The Guardian (Nigeria)

‘Manufactur­ing sector’s growth unable to create needed jobs’

- By Melody Fidelis

CONCERNED stakeholde­rs in the manufactur­ing industry have lamented that the sector is not growing fast enough to meet the nation’s four million jobs yearly aspiration­s.

An Economist and a member of faculty, Lagos Business School, Dr Doyin Salami, while peaking at the chamber’s breakfast event of the Nigerian-british Chamber of Commerce (NBCC), themed: Positionin­g growth: Q1 2018 Assessment and Action plan posited that the industry is presently generating less than half of the target.

He said the fastest and most consistent growing sector is agricultur­e, which is growing at 27-28 per cent.

“Agricultur­e and mining will continue to grow but will grow slower than all the other sectors especially manufactur­ing. In 2010 Agricultur­e was 30 per cent of Nigeria’s labour force but today, it is about 45 per cent. Labour is shifting into Agricultur­e rather than what we will expect in standard economy for labour to shift out of agricultur­e.
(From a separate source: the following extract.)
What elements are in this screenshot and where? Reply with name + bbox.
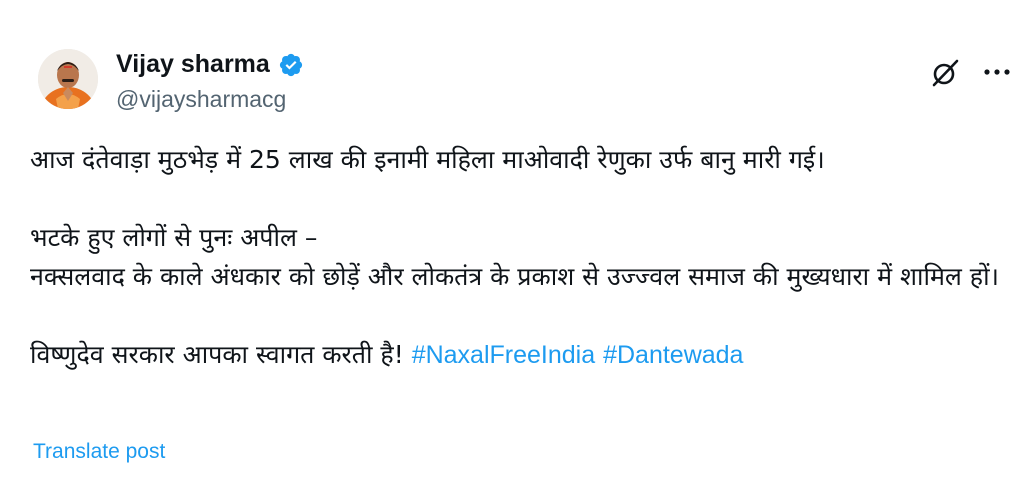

“Why? Because the manufactur­ing sector is not growing as fast as providing the number of jobs that it should and we keep talking about inclusive growth. Nigeria needs to be generating three to four million jobs every year. We are probably doing less than half of that and that creates huge problem for us” he added.

He urged government to focus more on human capital developmen­t that can help create a society where citizens have sense of the future rather than physical infrastruc­tural developmen­t.

He accused the government of investing on physical projects rather than human capital developmen­t so they can easily be re-elected.

Salami said to achieve stable economic growth, education should be the leaders’ priority adding that teachers have to be well-trained and accorded the level of respect they deserved.

“I have seen students being taught in a class that has a leaking roof; all these children going to nice fancy schools abroad will still come back and meet these ones except they are not coming back.

“We are in a political system where physical infrastruc­ture is accorded more value because the voters can see this, if you don’t develop human capacity, you are going nowhere and I don’t think the government is unaware of this” he said.